Yoga pumps! Be afraid, be very afraid…

I don’t know about you but whenever I do any kind of stretching or slow hip-adjusting manoeuvres, whether gym/class related or not, the inner being of my seriously lacking post-kids pelvic floor is not to be relied on in any way, shape or form.

I consider myself quite fit (and not in the ‘If she was a president she would be Baberaham Lincoln’ kind of way, I mean I try to look after myself, as I will soon reach the mile stone that is ..eek…40). I call it a mile stone because a lot of my friends who have achieved that goal already have confirmed that Heading South is the new Pert! I weep at the memory of matching underwear from days of old and wonder whether the Red Arrows are missing a parachute which has very kindly disguised itself as one of my apres-babmino bras. Along with the grey-ing pants and elastic free joggy bottoms – I am on fire in the looking good department! Sigh.

Now, yoga or body balance which I do (a bit of tai chi, yoga and pilates all rolled into one fantastic bundle of core enhancing endorphin’s) is where I tend to try my best but more often that not, I fail. Or pump. Whichever is the most humiliating experience to go through.
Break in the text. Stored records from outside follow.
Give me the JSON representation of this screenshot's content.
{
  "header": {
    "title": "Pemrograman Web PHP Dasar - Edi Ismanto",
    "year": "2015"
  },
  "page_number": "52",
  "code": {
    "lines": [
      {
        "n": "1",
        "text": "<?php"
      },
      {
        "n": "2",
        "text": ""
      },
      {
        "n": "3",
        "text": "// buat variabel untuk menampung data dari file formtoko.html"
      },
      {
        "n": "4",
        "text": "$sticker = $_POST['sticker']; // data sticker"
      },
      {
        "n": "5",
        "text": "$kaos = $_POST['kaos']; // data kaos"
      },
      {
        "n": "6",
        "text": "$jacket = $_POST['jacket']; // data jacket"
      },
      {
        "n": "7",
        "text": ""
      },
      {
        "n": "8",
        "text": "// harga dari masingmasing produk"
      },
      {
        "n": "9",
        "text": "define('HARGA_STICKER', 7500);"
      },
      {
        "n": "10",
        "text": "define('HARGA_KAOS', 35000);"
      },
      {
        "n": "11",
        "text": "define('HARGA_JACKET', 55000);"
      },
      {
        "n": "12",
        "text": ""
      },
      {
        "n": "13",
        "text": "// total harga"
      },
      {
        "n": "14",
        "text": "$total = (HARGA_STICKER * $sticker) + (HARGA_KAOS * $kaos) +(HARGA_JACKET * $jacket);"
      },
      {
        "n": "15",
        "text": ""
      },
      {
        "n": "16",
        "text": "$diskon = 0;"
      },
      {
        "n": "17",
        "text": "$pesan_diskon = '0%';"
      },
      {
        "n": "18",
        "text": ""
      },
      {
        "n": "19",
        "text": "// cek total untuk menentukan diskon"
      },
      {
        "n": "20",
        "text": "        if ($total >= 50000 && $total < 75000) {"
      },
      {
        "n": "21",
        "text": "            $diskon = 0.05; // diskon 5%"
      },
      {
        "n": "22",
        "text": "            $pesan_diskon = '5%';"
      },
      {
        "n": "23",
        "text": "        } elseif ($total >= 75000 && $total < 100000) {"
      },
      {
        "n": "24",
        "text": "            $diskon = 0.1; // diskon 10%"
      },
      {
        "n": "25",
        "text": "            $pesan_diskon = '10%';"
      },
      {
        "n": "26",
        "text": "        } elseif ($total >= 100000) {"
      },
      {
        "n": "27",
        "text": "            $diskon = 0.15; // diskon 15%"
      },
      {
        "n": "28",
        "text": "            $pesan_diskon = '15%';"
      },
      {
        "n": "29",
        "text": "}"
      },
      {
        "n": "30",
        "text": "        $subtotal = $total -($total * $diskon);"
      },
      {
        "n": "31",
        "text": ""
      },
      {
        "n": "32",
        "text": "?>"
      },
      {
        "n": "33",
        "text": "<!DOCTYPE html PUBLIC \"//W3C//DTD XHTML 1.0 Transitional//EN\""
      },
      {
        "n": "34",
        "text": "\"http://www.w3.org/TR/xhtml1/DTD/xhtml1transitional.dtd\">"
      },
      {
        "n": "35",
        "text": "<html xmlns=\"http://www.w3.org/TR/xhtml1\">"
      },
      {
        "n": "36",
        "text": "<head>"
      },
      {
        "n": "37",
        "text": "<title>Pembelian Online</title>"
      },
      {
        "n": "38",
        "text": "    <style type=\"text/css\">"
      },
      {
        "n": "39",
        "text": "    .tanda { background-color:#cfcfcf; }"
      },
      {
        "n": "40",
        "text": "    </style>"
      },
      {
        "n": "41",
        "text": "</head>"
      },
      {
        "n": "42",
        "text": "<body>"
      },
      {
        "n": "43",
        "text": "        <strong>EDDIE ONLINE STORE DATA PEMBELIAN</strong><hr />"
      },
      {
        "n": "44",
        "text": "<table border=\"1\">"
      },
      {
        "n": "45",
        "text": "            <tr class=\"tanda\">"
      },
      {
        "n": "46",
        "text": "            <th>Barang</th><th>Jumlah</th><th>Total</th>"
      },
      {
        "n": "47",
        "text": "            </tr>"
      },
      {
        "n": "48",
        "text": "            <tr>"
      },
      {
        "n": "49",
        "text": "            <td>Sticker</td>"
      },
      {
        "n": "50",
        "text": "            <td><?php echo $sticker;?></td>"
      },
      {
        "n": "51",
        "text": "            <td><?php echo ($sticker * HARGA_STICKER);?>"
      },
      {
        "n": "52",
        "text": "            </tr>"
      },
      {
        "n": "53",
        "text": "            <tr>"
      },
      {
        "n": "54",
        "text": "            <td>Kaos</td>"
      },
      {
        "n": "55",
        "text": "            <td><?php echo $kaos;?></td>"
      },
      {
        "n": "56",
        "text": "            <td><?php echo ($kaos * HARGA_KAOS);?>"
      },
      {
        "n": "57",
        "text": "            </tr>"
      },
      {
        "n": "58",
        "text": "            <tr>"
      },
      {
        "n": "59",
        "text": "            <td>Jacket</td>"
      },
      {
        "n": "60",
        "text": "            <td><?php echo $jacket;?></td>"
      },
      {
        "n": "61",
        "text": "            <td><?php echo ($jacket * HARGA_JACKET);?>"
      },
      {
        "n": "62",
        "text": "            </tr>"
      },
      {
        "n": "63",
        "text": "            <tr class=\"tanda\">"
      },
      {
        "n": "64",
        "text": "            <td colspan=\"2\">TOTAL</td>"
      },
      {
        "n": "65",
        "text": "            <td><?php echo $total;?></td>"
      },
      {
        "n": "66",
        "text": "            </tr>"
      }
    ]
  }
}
To describe a yoga pump (fart, flatulence, wind – whatever you call it in the safety of your own home) is when a little bit of air escapes from your body, usually making a loud noise as it makes it’s bid for freedom out your back side. Now this is a normal occurrence for some, but not when you’ve hit the down dog position for the eight time in a very busy class. In a room that has no windows and the mats already smell of sweaty feet without your fragrant aroma adding to the mix. It lingers, enticing your nostrils to send messages to the brain which immediately tell you to sit up and glare at the person next to you. That was not me, you silently cry out in indignation.

The reality is – would people believe you if you stopped the class mid sun salutation and asked , ‘Right then, hands up who pumped?’.

Nope, I wouldn’t either. I would probably be banished and my lovely new yoga mat would prop itself under the window ledge until my beaming red face subsides and a new class is found.